With that news, every time my father went for his blood test I held my breath. Month after month the numbers stayed low, and I would sigh with relief. After a streak of low cancer counts, a blood test ultimately came back indicating his cancer had spread. The end was in sight. All that cancer-impeding treatment had stopped working.

I remember the day he phoned me. Barry, I have some news you dont want to hear. My blood tests came back, and the doctor told me the cancer is advancing. I had to sit down.

My father, a man of abiding faith in Christ, posed a question after he told me the devastating news. Amidst his cancer battle and rising blood count, he asked, Barry, whose blood should I really be concerned about? He went on. My blood should not be my concern. My only concern is the blood of Christ.

Whose blood? As he posed this to me, I thought of that atoning hymn my father often sang with his deep voice and proclaimed in his deep life:

There is a fountain filled with blood drawn from Immanuels veins,

And sinners plunged beneath that flood lose all their guilty stains.

This is what he was talking about.

I had trouble working the rest of the day. I closed my office door weighted by grief at the thought he soon would die.

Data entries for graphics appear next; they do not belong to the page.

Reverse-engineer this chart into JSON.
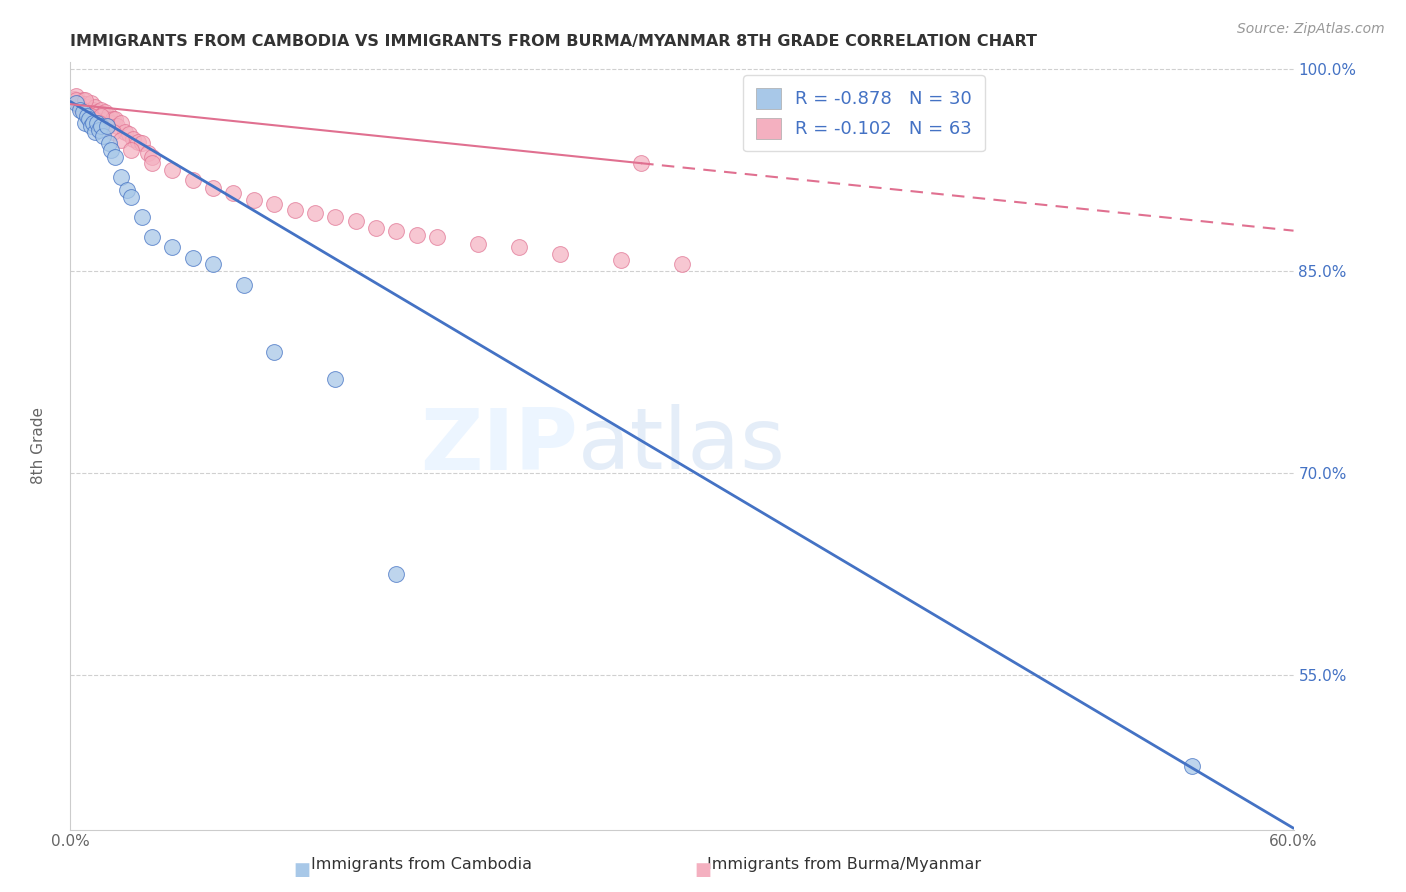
{
  "title": "IMMIGRANTS FROM CAMBODIA VS IMMIGRANTS FROM BURMA/MYANMAR 8TH GRADE CORRELATION CHART",
  "source": "Source: ZipAtlas.com",
  "ylabel": "8th Grade",
  "xlabel_cambodia": "Immigrants from Cambodia",
  "xlabel_burma": "Immigrants from Burma/Myanmar",
  "legend_cambodia": {
    "R": "-0.878",
    "N": "30"
  },
  "legend_burma": {
    "R": "-0.102",
    "N": "63"
  },
  "xlim": [
    0.0,
    0.6
  ],
  "ylim": [
    0.435,
    1.005
  ],
  "color_cambodia": "#a8c8e8",
  "color_burma": "#f4b0c0",
  "color_cambodia_line": "#4472c4",
  "color_burma_line": "#e07090",
  "watermark_zip": "ZIP",
  "watermark_atlas": "atlas",
  "background_color": "#ffffff",
  "grid_color": "#d0d0d0",
  "yticks_right": [
    0.55,
    0.7,
    0.85,
    1.0
  ],
  "ytick_labels_right": [
    "55.0%",
    "70.0%",
    "85.0%",
    "100.0%"
  ],
  "blue_line_x0": 0.0,
  "blue_line_y0": 0.976,
  "blue_line_x1": 0.6,
  "blue_line_y1": 0.436,
  "pink_line_x0": 0.0,
  "pink_line_y0": 0.974,
  "pink_line_x1": 0.6,
  "pink_line_y1": 0.88,
  "blue_scatter_x": [
    0.003,
    0.005,
    0.006,
    0.007,
    0.008,
    0.009,
    0.01,
    0.011,
    0.012,
    0.013,
    0.014,
    0.015,
    0.016,
    0.018,
    0.019,
    0.02,
    0.022,
    0.025,
    0.028,
    0.03,
    0.035,
    0.04,
    0.05,
    0.06,
    0.07,
    0.085,
    0.1,
    0.13,
    0.16,
    0.55
  ],
  "blue_scatter_y": [
    0.975,
    0.97,
    0.968,
    0.96,
    0.965,
    0.963,
    0.958,
    0.96,
    0.953,
    0.96,
    0.955,
    0.958,
    0.95,
    0.958,
    0.945,
    0.94,
    0.935,
    0.92,
    0.91,
    0.905,
    0.89,
    0.875,
    0.868,
    0.86,
    0.855,
    0.84,
    0.79,
    0.77,
    0.625,
    0.482
  ],
  "pink_scatter_x": [
    0.002,
    0.003,
    0.004,
    0.005,
    0.006,
    0.007,
    0.008,
    0.009,
    0.01,
    0.011,
    0.012,
    0.013,
    0.014,
    0.015,
    0.016,
    0.017,
    0.018,
    0.019,
    0.02,
    0.021,
    0.022,
    0.023,
    0.025,
    0.027,
    0.029,
    0.031,
    0.033,
    0.035,
    0.038,
    0.04,
    0.003,
    0.006,
    0.008,
    0.01,
    0.012,
    0.015,
    0.018,
    0.021,
    0.025,
    0.03,
    0.04,
    0.05,
    0.06,
    0.07,
    0.08,
    0.09,
    0.1,
    0.11,
    0.12,
    0.13,
    0.14,
    0.15,
    0.16,
    0.17,
    0.18,
    0.2,
    0.22,
    0.24,
    0.27,
    0.3,
    0.007,
    0.014,
    0.28
  ],
  "pink_scatter_y": [
    0.978,
    0.98,
    0.975,
    0.972,
    0.977,
    0.974,
    0.972,
    0.968,
    0.975,
    0.97,
    0.972,
    0.968,
    0.965,
    0.97,
    0.967,
    0.968,
    0.963,
    0.966,
    0.96,
    0.963,
    0.963,
    0.958,
    0.96,
    0.953,
    0.952,
    0.948,
    0.946,
    0.945,
    0.938,
    0.935,
    0.977,
    0.97,
    0.967,
    0.965,
    0.962,
    0.965,
    0.958,
    0.953,
    0.947,
    0.94,
    0.93,
    0.925,
    0.918,
    0.912,
    0.908,
    0.903,
    0.9,
    0.895,
    0.893,
    0.89,
    0.887,
    0.882,
    0.88,
    0.877,
    0.875,
    0.87,
    0.868,
    0.863,
    0.858,
    0.855,
    0.977,
    0.96,
    0.93
  ]
}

Yet his question, whose blood? assured me he would be raised to life eternal. The question I heard my father ask that day is truly the Good News of Easter. The death and resurrection of Christ the shed blood and the empty grave have been the hope over the centuries by which Christians have lived and died and lived again. The blood that ultimately matters is not the gallon and a half of dark red liquid that fills our bodies. The blood that forever matters is the precious flow that came from the veins of the One who knew no sin, yet became sin, so that whoever comes to him in faith will live forever. What can wash away my sin? we sing, answering, Nothing but the blood of Jesus. The final chapters of Scripture tell of a future moment in heaven when we will all sing a version of that song: For you were slain, and have redeemed us to God by your blood, out of every tribe and tongue and people and nation.

Whose blood? This is the question answered by Easter. Death is a passageway to the presence of our Lord for all who give their lives to Christ. There is a Fountain Filled with Blood is the anthem that came to mind after my father asked that question. The promise we have that only Jesus Saves as Biolas neon signs have long reminded us is our eternal hope as this great hymns last verse declares:

When this poor lisping, stammering tongue lies silent in the grave,
Then in a nobler, sweeter song, Ill sing Thy power to save.

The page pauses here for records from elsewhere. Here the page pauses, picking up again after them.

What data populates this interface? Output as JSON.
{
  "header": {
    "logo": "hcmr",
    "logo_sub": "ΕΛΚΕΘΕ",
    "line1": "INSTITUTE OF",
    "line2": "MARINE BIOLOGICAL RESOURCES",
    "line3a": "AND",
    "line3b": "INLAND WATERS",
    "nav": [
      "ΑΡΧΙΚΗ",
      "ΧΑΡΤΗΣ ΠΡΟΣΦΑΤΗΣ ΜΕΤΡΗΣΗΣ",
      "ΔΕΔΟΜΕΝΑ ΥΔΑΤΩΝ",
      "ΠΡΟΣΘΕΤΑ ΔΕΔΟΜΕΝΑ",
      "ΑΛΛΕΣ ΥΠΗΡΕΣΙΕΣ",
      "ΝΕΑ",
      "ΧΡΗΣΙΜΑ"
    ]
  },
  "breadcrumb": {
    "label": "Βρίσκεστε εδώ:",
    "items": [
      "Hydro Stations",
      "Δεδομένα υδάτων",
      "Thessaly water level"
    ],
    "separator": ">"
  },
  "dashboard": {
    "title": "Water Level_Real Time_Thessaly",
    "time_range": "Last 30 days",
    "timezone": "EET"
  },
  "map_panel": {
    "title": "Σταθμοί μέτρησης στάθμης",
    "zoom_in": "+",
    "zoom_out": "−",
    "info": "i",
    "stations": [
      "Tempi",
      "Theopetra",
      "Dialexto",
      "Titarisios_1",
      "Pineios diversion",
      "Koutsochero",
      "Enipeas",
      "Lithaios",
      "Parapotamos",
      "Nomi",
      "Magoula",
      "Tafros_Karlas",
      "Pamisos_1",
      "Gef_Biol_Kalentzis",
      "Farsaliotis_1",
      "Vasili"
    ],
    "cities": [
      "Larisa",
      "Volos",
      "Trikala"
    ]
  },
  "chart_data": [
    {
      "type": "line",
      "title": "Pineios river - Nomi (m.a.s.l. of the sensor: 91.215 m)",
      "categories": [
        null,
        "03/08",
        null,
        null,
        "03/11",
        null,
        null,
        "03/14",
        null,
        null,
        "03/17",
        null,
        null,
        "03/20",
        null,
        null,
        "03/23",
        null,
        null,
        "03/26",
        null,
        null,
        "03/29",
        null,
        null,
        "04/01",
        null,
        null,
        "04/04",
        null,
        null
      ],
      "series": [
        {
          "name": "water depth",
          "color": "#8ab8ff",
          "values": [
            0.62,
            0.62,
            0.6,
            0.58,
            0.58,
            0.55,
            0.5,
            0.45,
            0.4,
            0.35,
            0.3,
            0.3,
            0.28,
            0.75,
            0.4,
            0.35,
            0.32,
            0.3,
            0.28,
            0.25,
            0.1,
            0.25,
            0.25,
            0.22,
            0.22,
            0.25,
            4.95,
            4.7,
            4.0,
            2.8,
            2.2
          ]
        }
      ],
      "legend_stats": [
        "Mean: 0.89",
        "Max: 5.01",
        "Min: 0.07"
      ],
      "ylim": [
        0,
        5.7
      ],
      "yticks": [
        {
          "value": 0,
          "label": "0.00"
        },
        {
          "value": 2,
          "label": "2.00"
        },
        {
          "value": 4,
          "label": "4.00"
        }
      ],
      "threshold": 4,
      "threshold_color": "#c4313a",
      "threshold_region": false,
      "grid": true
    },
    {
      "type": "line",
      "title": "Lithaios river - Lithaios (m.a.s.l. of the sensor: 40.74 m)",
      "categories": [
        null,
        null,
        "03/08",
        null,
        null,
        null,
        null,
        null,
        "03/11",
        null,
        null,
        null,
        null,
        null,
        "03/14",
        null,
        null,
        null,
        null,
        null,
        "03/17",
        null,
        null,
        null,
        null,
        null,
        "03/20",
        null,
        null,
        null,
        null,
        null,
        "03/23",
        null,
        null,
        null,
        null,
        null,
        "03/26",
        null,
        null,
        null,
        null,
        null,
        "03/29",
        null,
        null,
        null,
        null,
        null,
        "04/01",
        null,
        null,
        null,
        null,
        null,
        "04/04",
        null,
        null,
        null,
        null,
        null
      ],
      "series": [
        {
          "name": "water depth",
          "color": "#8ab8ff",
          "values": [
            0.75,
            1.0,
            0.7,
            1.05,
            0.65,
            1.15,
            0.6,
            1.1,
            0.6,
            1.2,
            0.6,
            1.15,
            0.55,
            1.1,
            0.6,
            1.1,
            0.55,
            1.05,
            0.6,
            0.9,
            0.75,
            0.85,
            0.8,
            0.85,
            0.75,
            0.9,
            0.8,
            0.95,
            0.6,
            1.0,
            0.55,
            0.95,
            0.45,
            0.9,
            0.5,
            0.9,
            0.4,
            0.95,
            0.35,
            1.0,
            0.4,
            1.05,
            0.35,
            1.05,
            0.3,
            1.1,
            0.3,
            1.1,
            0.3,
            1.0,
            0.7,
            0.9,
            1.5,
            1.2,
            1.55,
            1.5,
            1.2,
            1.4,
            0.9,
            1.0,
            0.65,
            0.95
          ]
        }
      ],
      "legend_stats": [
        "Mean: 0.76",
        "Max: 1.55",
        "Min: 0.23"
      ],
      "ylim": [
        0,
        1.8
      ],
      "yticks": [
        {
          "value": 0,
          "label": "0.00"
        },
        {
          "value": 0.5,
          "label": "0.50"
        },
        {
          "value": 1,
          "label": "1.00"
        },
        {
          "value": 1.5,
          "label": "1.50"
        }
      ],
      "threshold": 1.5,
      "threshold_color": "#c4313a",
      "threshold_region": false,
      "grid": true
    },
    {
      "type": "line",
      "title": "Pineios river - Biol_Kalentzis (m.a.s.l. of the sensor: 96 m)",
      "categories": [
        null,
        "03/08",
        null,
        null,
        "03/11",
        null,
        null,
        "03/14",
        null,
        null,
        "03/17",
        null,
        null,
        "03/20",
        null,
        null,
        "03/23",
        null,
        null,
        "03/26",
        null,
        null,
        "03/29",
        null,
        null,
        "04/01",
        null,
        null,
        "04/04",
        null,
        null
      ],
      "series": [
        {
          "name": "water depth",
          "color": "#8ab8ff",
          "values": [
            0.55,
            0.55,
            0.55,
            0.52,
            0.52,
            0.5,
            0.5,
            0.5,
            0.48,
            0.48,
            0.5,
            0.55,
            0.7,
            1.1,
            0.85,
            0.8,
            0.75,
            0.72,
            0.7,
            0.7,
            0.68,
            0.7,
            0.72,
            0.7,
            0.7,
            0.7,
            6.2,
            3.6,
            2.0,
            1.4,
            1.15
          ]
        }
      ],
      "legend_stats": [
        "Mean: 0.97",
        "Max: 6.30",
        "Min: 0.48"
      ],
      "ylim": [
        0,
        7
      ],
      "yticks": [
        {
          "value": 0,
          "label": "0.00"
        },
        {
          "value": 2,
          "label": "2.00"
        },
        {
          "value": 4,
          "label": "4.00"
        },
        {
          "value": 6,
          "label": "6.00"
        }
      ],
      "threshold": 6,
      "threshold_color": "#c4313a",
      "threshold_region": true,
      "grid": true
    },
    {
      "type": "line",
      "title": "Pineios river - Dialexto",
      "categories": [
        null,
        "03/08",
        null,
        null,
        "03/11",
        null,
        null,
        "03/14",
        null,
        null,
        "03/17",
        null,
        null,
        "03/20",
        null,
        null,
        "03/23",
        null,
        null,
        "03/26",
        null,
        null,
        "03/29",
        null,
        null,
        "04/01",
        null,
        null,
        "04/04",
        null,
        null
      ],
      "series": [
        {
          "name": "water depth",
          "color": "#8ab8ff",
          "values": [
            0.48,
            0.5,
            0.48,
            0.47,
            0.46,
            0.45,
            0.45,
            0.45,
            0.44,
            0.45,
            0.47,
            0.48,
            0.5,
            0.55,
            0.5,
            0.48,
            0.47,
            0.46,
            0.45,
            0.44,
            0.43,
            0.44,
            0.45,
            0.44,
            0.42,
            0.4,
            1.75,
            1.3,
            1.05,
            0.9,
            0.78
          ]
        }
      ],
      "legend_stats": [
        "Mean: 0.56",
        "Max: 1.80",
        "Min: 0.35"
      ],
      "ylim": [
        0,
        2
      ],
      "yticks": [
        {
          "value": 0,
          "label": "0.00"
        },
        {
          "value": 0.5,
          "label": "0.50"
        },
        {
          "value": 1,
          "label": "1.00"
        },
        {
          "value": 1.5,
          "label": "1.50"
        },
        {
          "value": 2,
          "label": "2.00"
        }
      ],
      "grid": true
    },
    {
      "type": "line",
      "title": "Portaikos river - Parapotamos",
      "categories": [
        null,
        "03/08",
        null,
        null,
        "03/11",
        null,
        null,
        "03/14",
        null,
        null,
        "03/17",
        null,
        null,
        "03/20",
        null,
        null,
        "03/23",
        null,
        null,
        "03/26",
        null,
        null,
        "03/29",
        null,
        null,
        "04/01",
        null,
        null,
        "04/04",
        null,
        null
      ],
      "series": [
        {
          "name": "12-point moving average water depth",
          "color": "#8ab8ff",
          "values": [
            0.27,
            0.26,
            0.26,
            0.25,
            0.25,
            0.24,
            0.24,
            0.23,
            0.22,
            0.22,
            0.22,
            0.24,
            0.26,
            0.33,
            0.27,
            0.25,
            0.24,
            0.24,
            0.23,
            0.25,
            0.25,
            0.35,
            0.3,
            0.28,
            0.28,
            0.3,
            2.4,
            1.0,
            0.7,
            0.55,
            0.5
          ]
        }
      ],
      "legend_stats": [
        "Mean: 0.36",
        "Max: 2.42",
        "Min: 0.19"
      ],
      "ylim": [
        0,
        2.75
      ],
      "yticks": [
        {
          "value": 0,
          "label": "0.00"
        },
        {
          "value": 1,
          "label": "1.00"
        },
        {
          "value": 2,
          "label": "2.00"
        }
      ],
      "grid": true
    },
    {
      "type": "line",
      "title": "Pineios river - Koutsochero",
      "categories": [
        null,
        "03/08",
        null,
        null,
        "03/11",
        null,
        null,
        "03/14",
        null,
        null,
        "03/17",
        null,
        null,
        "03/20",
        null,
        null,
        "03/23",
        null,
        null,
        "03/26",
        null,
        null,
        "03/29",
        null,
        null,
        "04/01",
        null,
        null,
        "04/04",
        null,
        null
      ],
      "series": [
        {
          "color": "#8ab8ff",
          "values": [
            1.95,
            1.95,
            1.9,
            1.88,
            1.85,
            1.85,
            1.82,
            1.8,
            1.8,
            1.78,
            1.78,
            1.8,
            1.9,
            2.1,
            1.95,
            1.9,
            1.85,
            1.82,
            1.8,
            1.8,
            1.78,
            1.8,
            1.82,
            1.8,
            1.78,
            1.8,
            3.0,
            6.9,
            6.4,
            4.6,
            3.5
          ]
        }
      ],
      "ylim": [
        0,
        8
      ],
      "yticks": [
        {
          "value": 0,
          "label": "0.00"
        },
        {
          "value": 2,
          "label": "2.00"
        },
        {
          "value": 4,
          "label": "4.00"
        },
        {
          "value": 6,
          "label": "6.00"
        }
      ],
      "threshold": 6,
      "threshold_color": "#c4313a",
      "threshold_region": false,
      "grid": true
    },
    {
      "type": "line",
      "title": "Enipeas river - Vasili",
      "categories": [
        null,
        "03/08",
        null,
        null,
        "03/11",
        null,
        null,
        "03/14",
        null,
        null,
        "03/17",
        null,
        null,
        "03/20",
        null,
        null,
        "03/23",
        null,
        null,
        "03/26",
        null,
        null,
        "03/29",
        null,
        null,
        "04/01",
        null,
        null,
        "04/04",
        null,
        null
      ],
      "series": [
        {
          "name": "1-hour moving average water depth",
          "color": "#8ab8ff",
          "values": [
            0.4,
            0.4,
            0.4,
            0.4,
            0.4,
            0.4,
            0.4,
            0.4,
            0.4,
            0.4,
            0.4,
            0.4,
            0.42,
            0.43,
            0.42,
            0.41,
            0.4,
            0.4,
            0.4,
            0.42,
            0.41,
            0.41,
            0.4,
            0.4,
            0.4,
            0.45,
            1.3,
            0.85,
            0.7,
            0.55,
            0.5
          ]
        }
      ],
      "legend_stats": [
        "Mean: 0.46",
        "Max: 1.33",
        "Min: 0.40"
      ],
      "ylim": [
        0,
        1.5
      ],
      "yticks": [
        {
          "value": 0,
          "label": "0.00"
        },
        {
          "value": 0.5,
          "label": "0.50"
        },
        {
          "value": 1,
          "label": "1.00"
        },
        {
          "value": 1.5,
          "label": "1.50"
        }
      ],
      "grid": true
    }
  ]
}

I ponder such hope as we remember as a Biola community those who we have lost since last Easter, saints who heaven has gained:

  • Avarie Tierney, undergraduate business major,

  • Philip Woodward, Crowell School of Business accounting professor,

  • Anna Belle Cook, former presidential spouse to Clyde Cook, and

  • Mary Chase, former presidential spouse to Richard Chase.

May you too be filled with the hope of our redeeming Savior this Easter.